Jumper Parent Guide
Parent Movie Review
Imagine being able to transport yourself anywhere in the world just by willing it. It’s a talent David Rice (Max Theriot) discovers while being bullied in high school. After considering the possibilities his new ability presents, the 15-year-old decides to follow in his mother’s (Diane Lane) footsteps and run away from his emotionally distant father (Michael Rooker).
Now with a few years under his belt, David (Hayden Christensen) is a materialistic young adult living comfortably in a New York City high rise. He’s perfected the art of “jumping” to the point of rarely using regular means of travel. He supports his lavish lifestyle by dropping into bank vaults and picking up wads of cash whenever he needs them.

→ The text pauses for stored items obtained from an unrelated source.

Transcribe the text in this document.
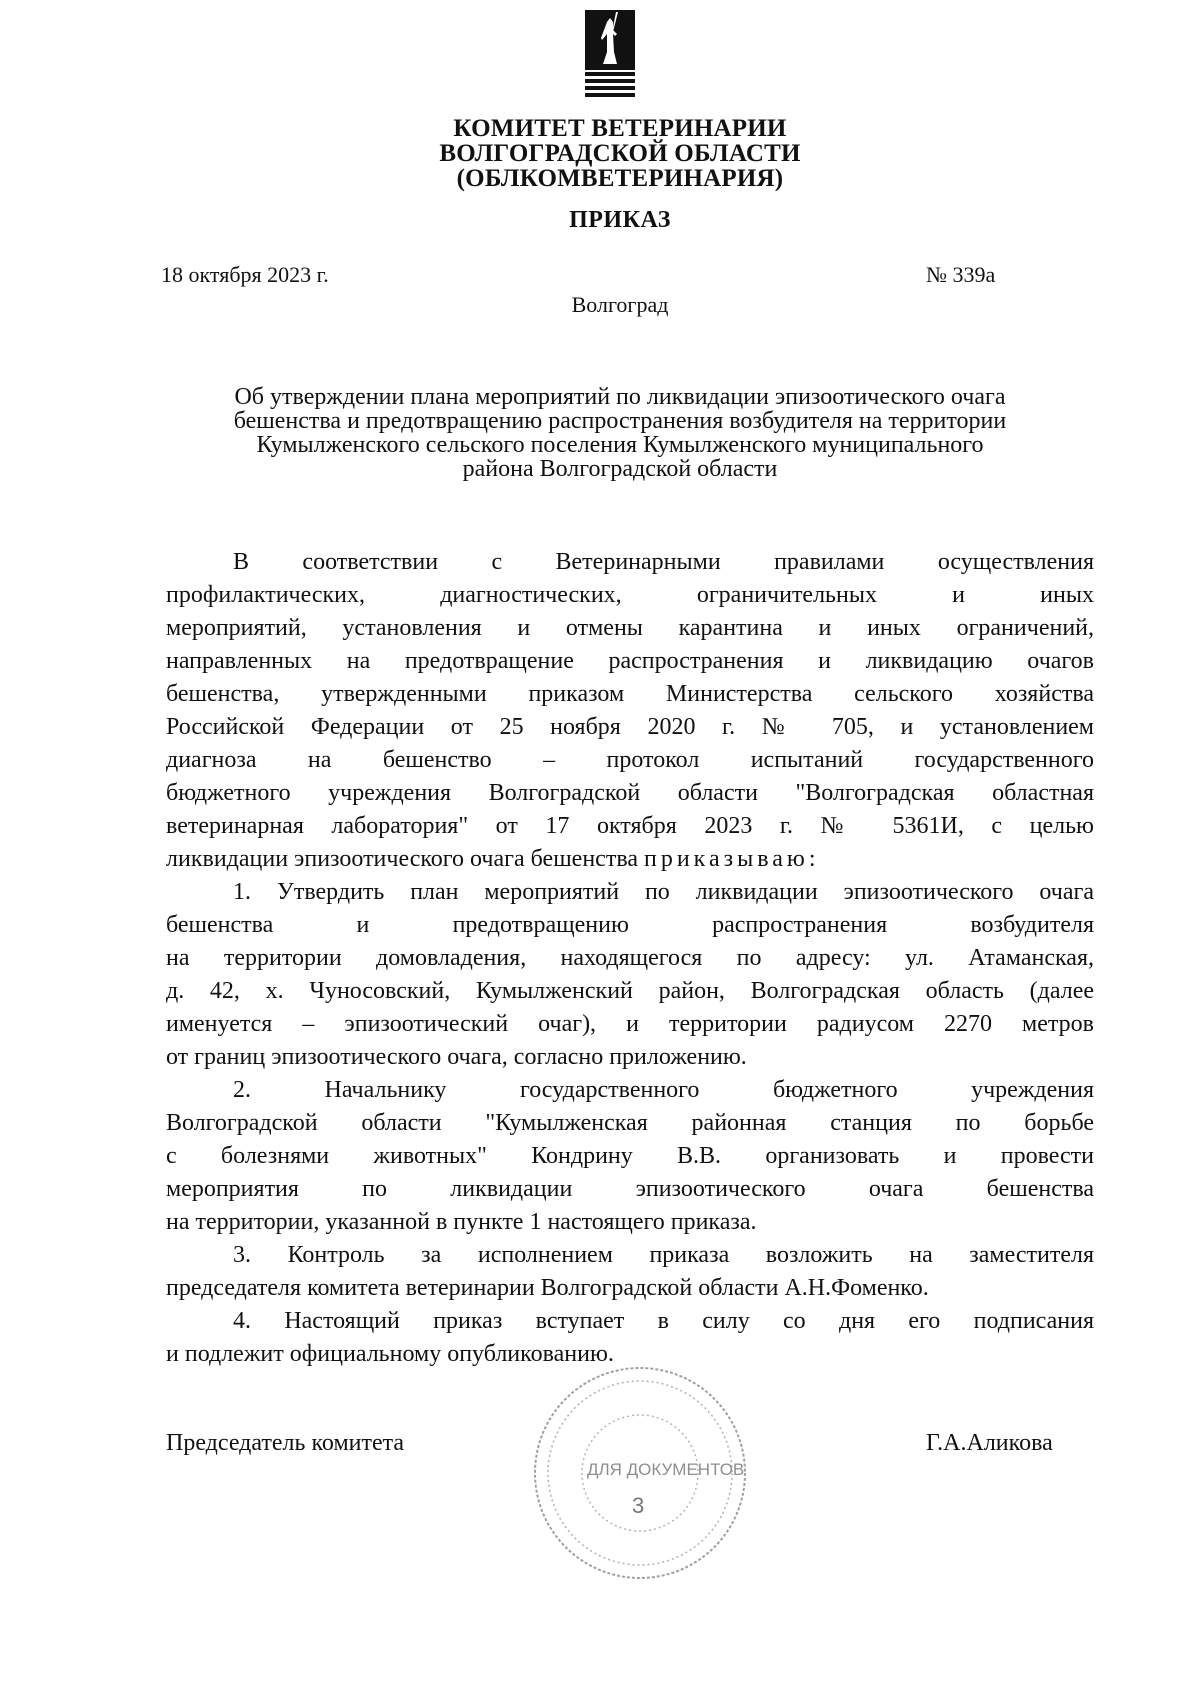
КОМИТЕТ ВЕТЕРИНАРИИ
ВОЛГОГРАДСКОЙ ОБЛАСТИ
(ОБЛКОМВЕТЕРИНАРИЯ)
ПРИКАЗ
18 октября 2023 г.	№ 339а
Волгоград
Об утверждении плана мероприятий по ликвидации эпизоотического очага
бешенства и предотвращению распространения возбудителя на территории
Кумылженского сельского поселения Кумылженского муниципального
района Волгоградской области
В соответствии с Ветеринарными правилами осуществления
профилактических, диагностических, ограничительных и иных
мероприятий, установления и отмены карантина и иных ограничений,
направленных на предотвращение распространения и ликвидацию очагов
бешенства, утвержденными приказом Министерства сельского хозяйства
Российской Федерации от 25 ноября 2020 г. № 705, и установлением
диагноза на бешенство – протокол испытаний государственного
бюджетного учреждения Волгоградской области "Волгоградская областная
ветеринарная лаборатория" от 17 октября 2023 г. № 5361И, с целью
ликвидации эпизоотического очага бешенства приказываю:
1. Утвердить план мероприятий по ликвидации эпизоотического очага
бешенства и предотвращению распространения возбудителя
на территории домовладения, находящегося по адресу: ул. Атаманская,
д. 42, х. Чуносовский, Кумылженский район, Волгоградская область (далее
именуется – эпизоотический очаг), и территории радиусом 2270 метров
от границ эпизоотического очага, согласно приложению.
2. Начальнику государственного бюджетного учреждения
Волгоградской области "Кумылженская районная станция по борьбе
с болезнями животных" Кондрину В.В. организовать и провести
мероприятия по ликвидации эпизоотического очага бешенства
на территории, указанной в пункте 1 настоящего приказа.
3. Контроль за исполнением приказа возложить на заместителя
председателя комитета ветеринарии Волгоградской области А.Н.Фоменко.
4. Настоящий приказ вступает в силу со дня его подписания
и подлежит официальному опубликованию.
ДЛЯ ДОКУМЕНТОВ
3
Председатель комитета	Г.А.Аликова
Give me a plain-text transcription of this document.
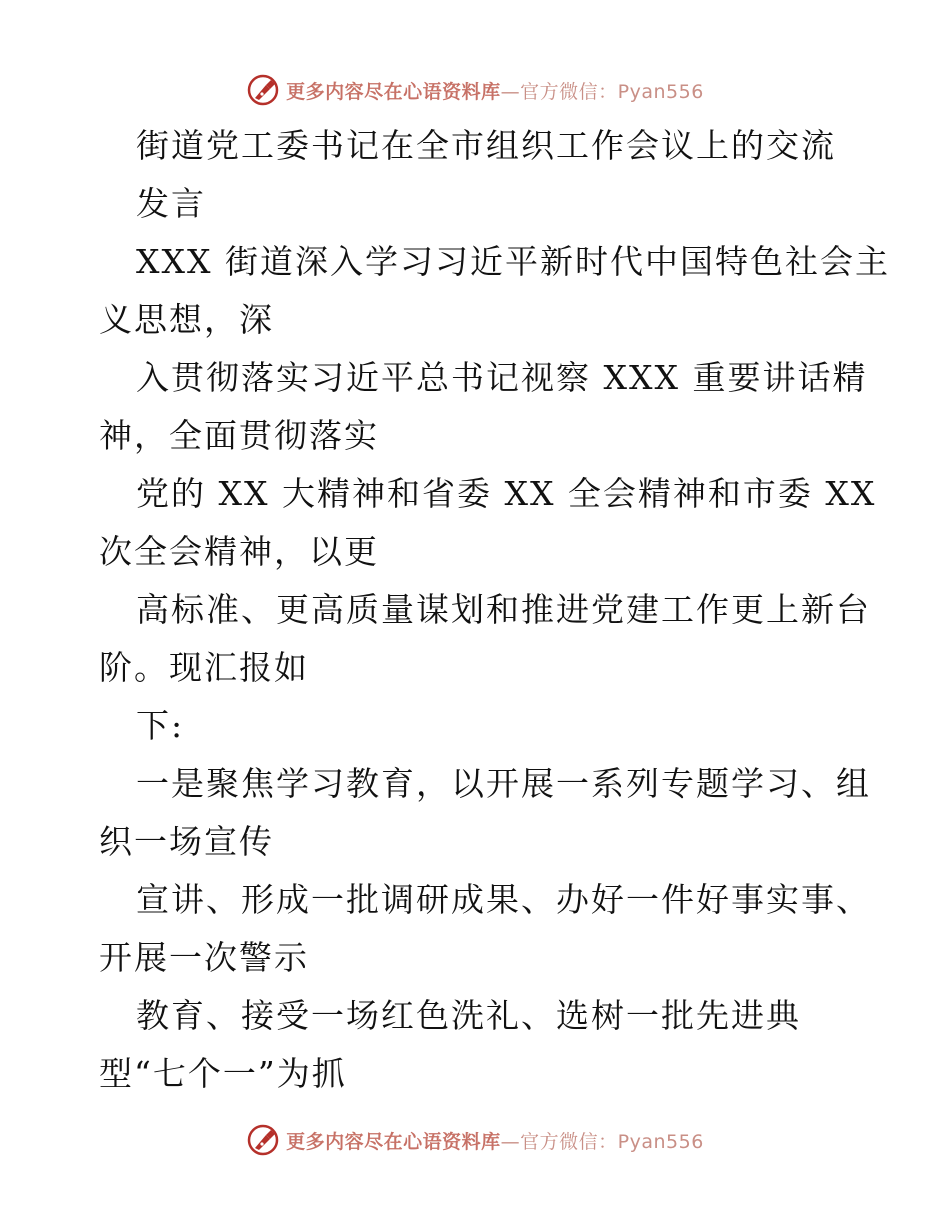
更多内容尽在心语资料库—官方微信：Pyan556
街道党工委书记在全市组织工作会议上的交流
发言
XXX 街道深入学习习近平新时代中国特色社会主
义思想，深
入贯彻落实习近平总书记视察 XXX 重要讲话精
神，全面贯彻落实
党的 XX 大精神和省委 XX 全会精神和市委 XX
次全会精神，以更
高标准、更高质量谋划和推进党建工作更上新台
阶。现汇报如
下:
一是聚焦学习教育，以开展一系列专题学习、组
织一场宣传
宣讲、形成一批调研成果、办好一件好事实事、
开展一次警示
教育、接受一场红色洗礼、选树一批先进典
型“七个一”为抓
更多内容尽在心语资料库—官方微信：Pyan556
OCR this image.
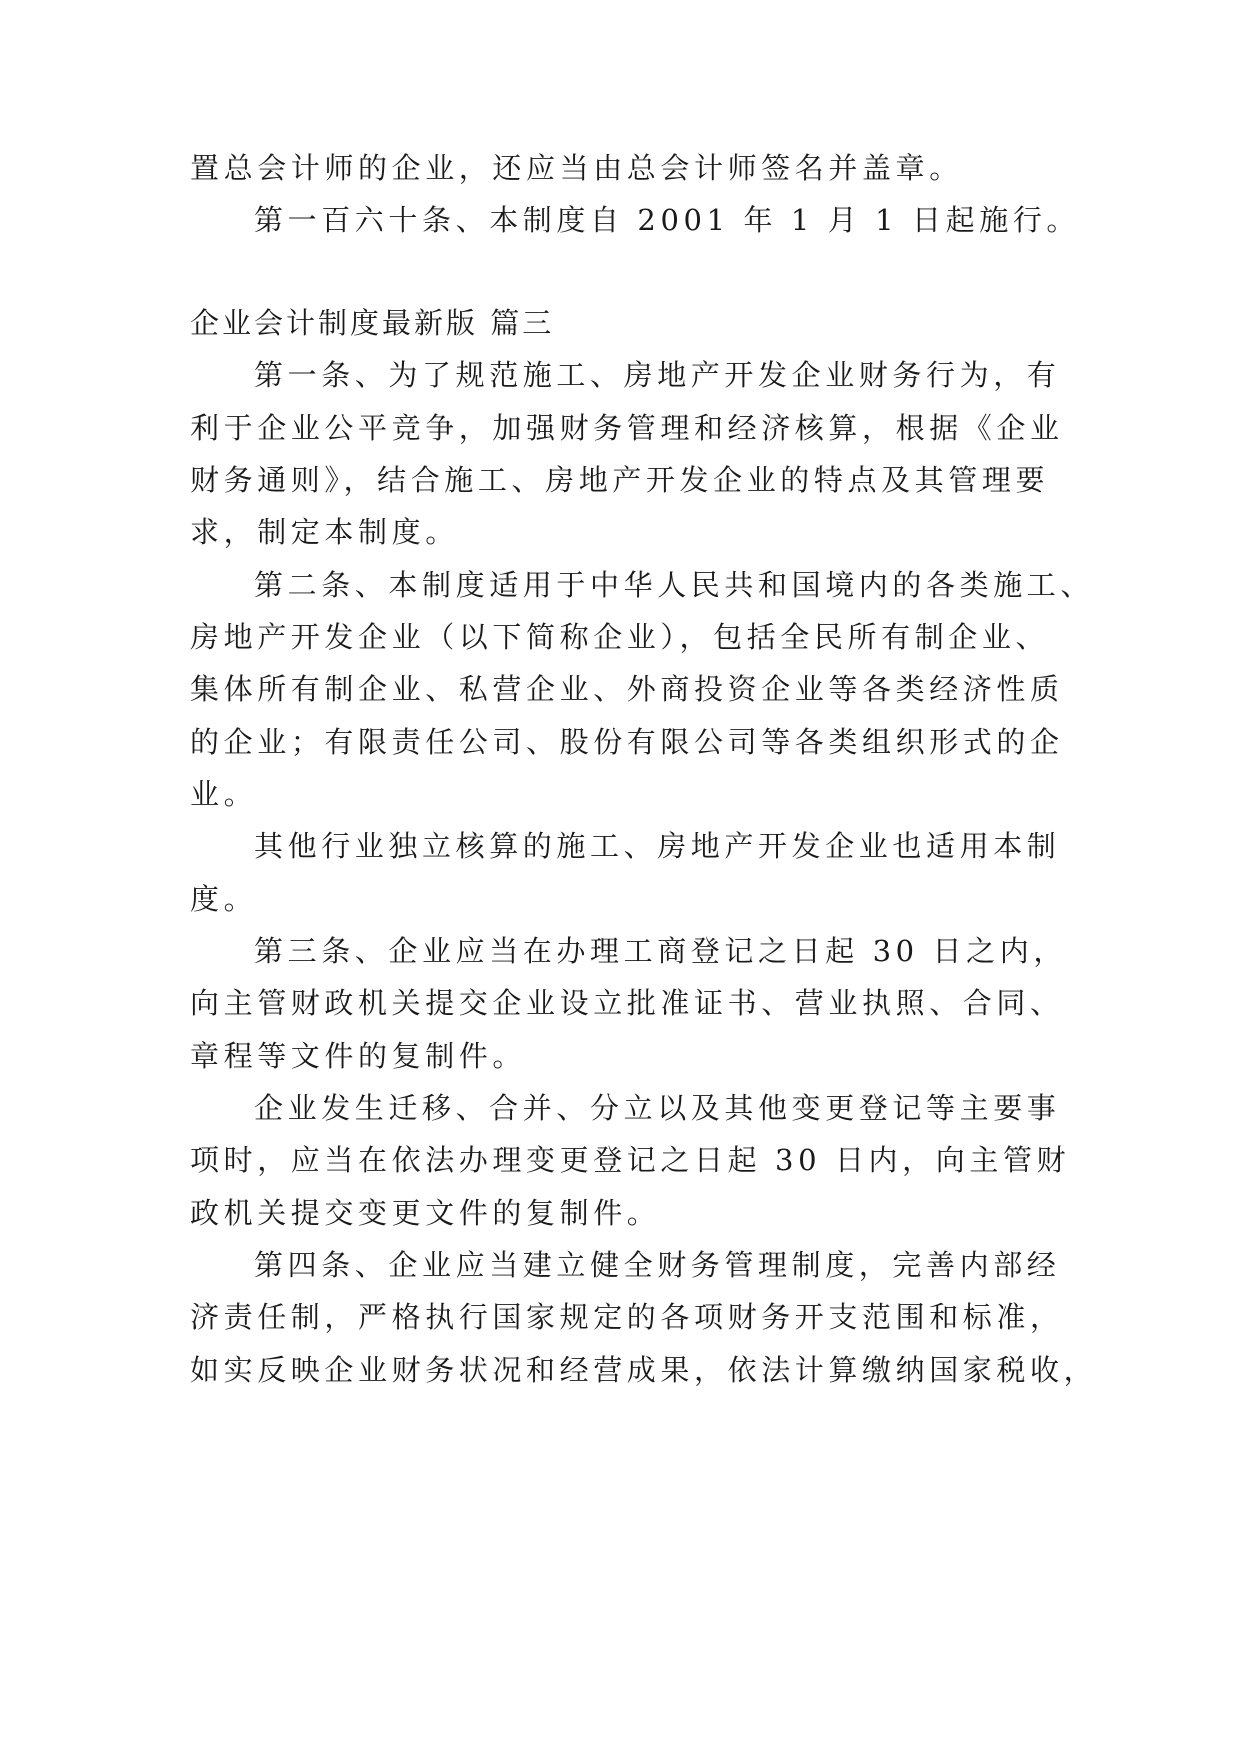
置总会计师的企业，还应当由总会计师签名并盖章。
第一百六十条、本制度自 2001 年 1 月 1 日起施行。
企业会计制度最新版 篇三
第一条、为了规范施工、房地产开发企业财务行为，有
利于企业公平竞争，加强财务管理和经济核算，根据《企业
财务通则》，结合施工、房地产开发企业的特点及其管理要
求，制定本制度。
第二条、本制度适用于中华人民共和国境内的各类施工、
房地产开发企业（以下简称企业），包括全民所有制企业、
集体所有制企业、私营企业、外商投资企业等各类经济性质
的企业；有限责任公司、股份有限公司等各类组织形式的企
业。
其他行业独立核算的施工、房地产开发企业也适用本制
度。
第三条、企业应当在办理工商登记之日起 30 日之内，
向主管财政机关提交企业设立批准证书、营业执照、合同、
章程等文件的复制件。
企业发生迁移、合并、分立以及其他变更登记等主要事
项时，应当在依法办理变更登记之日起 30 日内，向主管财
政机关提交变更文件的复制件。
第四条、企业应当建立健全财务管理制度，完善内部经
济责任制，严格执行国家规定的各项财务开支范围和标准，
如实反映企业财务状况和经营成果，依法计算缴纳国家税收，
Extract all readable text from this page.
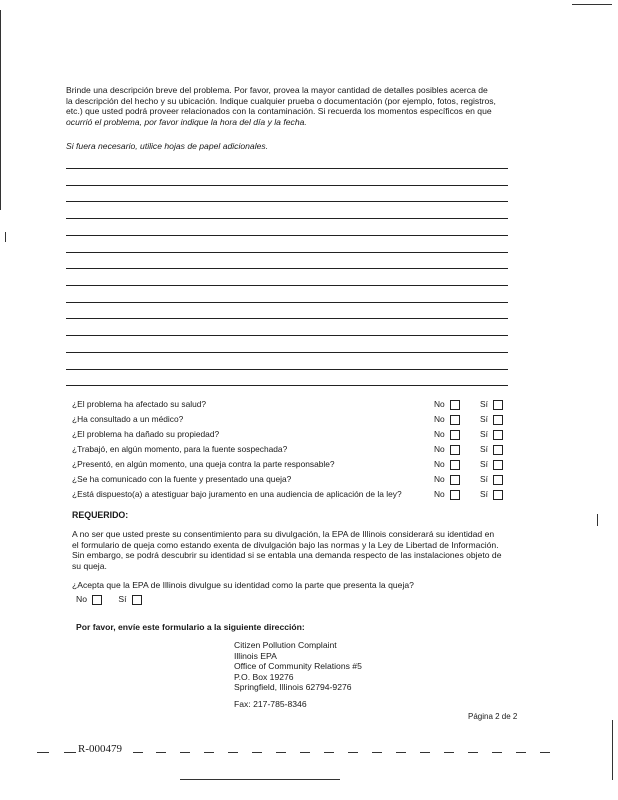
Brinde una descripción breve del problema. Por favor, provea la mayor cantidad de detalles posibles acerca de
la descripción del hecho y su ubicación. Indique cualquier prueba o documentación (por ejemplo, fotos, registros,
etc.) que usted podrá proveer relacionados con la contaminación. Si recuerda los momentos específicos en que
ocurrió el problema, por favor indique la hora del día y la fecha.
Si fuera necesario, utilice hojas de papel adicionales.
¿El problema ha afectado su salud?	No	Sí
¿Ha consultado a un médico?	No	Sí
¿El problema ha dañado su propiedad?	No	Sí
¿Trabajó, en algún momento, para la fuente sospechada?	No	Sí
¿Presentó, en algún momento, una queja contra la parte responsable?	No	Sí
¿Se ha comunicado con la fuente y presentado una queja?	No	Sí
¿Está dispuesto(a) a atestiguar bajo juramento en una audiencia de aplicación de la ley?	No	Sí
REQUERIDO:
A no ser que usted preste su consentimiento para su divulgación, la EPA de Illinois considerará su identidad en
el formulario de queja como estando exenta de divulgación bajo las normas y la Ley de Libertad de Información.
Sin embargo, se podrá descubrir su identidad si se entabla una demanda respecto de las instalaciones objeto de
su queja.
¿Acepta que la EPA de Illinois divulgue su identidad como la parte que presenta la queja?
No	Sí
Por favor, envíe este formulario a la siguiente dirección:
Citizen Pollution Complaint
Illinois EPA
Office of Community Relations #5
P.O. Box 19276
Springfield, Illinois 62794-9276
Fax: 217-785-8346
Página 2 de 2
R-000479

The rest of his time is spent darting around the world, romping with beautiful women, enjoying exotic locations and sneaking into restricted zones.
On a whim, he decides to visit his hometown where he finds his high school crush, Millie (Rachel Bilsosn), toiling away as a barmaid. Inviting her to come to Rome, he books two tickets via a conventional travel mode. But David’s foreign adventure is disrupted when he discovers another jumper. Griffin (Jamie Bell), a more savvy and experienced teleporter is only steps ahead of Roland (Samuel L. Jackson) and the rest of the Paladins, a quasi-religious group of fanatics intent on killing the jumpers.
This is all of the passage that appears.